[Tutor] Pythonese/Efficiency/Generalese critique please

Kent Johnson kent37 at tds.net
Sun Jun 5 11:47:13 CEST 2005


Lee Cullens wrote:
> Well, I've tried both and can't produce what I was doing with the for  
> construct.
> With a list    pl = ['a', 'b', 'c', 'd'] of the path components I'm  
> trying to add justified non repeated path elements, say pl[2] and pl [3] 
> to csvline so that csvline would end up '"",'*x plus '"c","d",'
> 
>  >>> pl = ['a', 'b', 'c']
>  >>> csvl = '"",'
>  >>> csvl += '"'.join(pl[0:2]) + '",'
>  >>> csvl
> '"",a"b",'
> 
> which is intended to be '"","a","b",'

OK, let's try to get this right.

Given a list of strings and a divider string, join() returns the strings from the list 'joined' by the divider string. For example,
 >>> pl = ['a', 'b', 'c']
 >>> '","'.join(pl)
'a","b","c'

The syntax for this takes a little getting used to; join() is actually a string method; you call it on the divider string and pass it the list of strings to be joined.

To make a list of quoted, comma separated values, you also need initial and final quotes:
 >>> '"' + '","'.join(pl) + '"'
'"a","b","c"'

In your example you need '","'.join(pl[0:2])

 > Saving one line of code in this module doesn't mean much,  but if it  
> were a efficiency in processing it would?

Conventional wisdom is that it is more efficient to use the join method. More enlightened wisdom says, don't optimize until you know you have a problem, and the only way to know what is fastest in your program with your data is to test. And of course working code always beats broken code :-)

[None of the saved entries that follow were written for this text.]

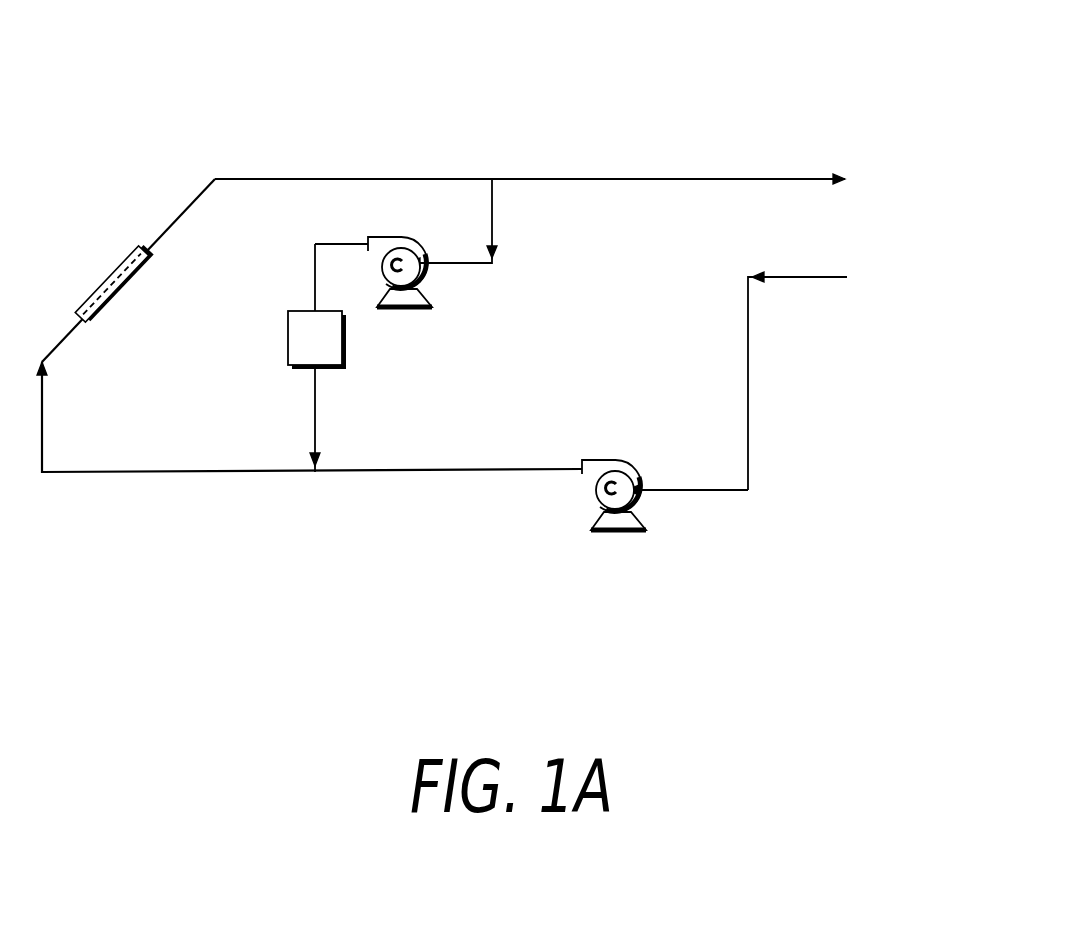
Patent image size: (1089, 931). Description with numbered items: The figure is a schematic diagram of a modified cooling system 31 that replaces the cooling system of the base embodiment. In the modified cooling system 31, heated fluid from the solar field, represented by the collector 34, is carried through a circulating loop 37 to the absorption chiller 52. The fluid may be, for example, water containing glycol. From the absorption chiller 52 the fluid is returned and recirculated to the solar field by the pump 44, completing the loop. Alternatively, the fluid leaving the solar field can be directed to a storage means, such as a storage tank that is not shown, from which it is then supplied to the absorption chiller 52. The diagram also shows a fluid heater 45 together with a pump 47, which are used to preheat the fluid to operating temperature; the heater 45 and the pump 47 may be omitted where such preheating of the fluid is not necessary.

The modified cooling system 31 is at (557, 140).
The collector 34 is at (102, 283).
The circulating loop 37 is at (287, 179).
The pump 44 is at (590, 498).
The fluid heater 45 is at (288, 326).
The pump 47 is at (423, 288).
The absorption chiller 52 is at (970, 227).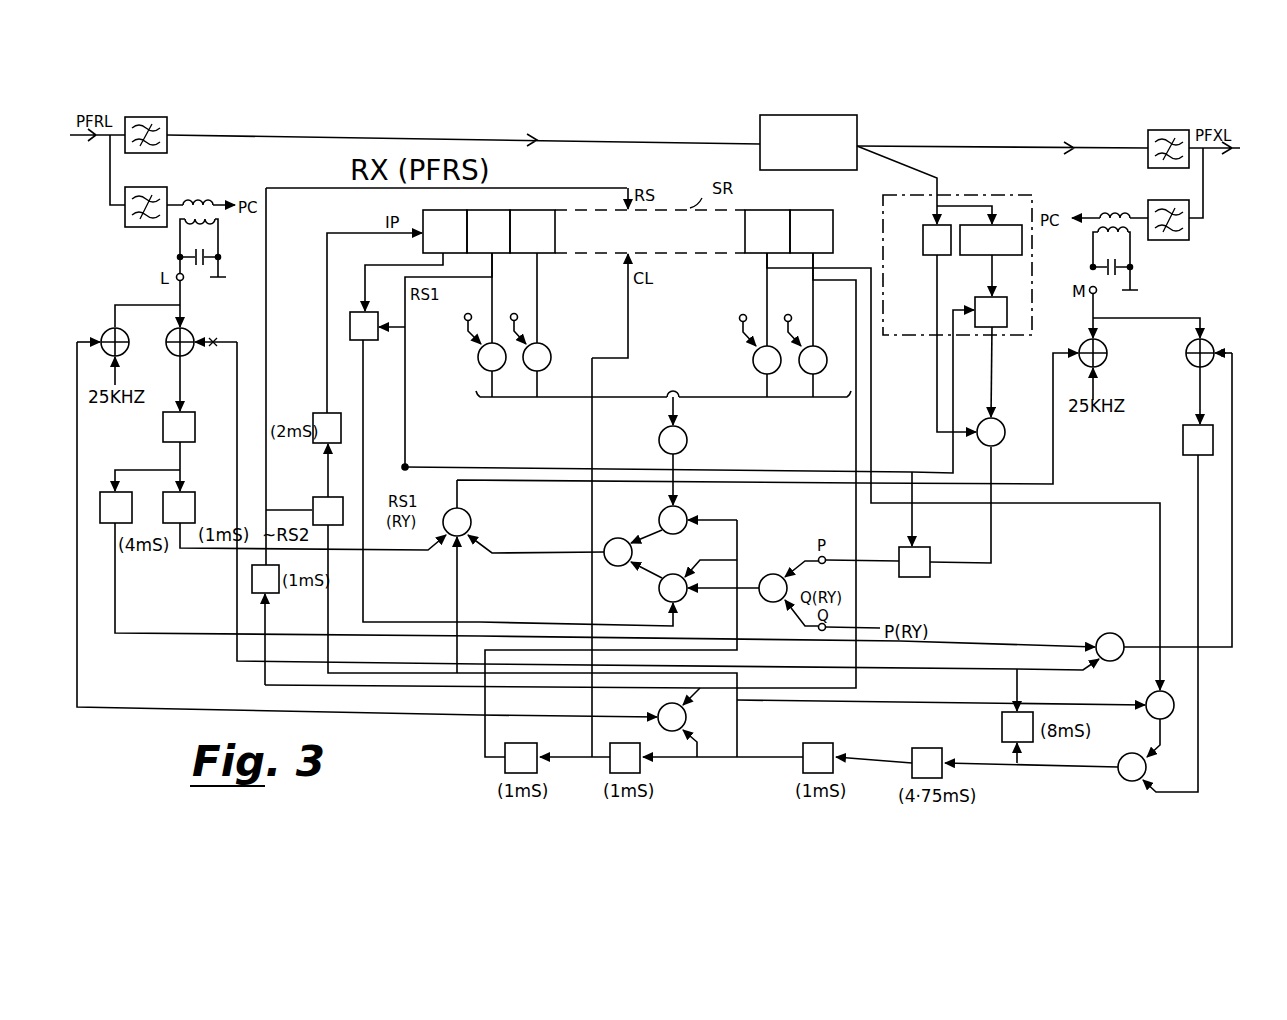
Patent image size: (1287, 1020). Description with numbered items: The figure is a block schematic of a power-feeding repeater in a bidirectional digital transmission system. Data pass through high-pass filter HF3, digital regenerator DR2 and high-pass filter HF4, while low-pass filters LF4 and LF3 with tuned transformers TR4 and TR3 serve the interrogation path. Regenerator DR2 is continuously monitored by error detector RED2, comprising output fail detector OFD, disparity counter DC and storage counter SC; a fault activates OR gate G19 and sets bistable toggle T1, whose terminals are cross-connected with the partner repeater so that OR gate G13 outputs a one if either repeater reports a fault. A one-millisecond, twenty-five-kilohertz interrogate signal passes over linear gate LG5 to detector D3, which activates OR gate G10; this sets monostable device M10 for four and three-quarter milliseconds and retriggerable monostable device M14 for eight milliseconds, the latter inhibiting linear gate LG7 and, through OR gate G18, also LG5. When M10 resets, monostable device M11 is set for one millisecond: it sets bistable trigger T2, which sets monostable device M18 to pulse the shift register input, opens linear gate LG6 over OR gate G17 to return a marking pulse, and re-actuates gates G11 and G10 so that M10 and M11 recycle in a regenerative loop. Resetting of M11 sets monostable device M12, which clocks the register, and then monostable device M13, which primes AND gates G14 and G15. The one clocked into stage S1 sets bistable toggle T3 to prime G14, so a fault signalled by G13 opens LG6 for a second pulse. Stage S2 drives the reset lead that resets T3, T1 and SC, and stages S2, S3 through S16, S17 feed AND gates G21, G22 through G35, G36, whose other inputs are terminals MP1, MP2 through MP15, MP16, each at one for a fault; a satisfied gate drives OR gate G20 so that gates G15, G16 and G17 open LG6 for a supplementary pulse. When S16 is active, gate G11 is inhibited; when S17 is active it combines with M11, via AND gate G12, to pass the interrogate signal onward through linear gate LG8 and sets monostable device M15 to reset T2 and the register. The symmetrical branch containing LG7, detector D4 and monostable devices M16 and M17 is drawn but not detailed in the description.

The high-pass filter HF3 is at (146, 125).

I did some experiments with these alternatives and concluded that if the length of the resulting string is less than about 500-800, the version using += is faster than the one using join():
http://www.pycs.net/users/0000323/weblog/2004/08/27.html

So, it is good to know about join(), but write the code the way that is clearest to you.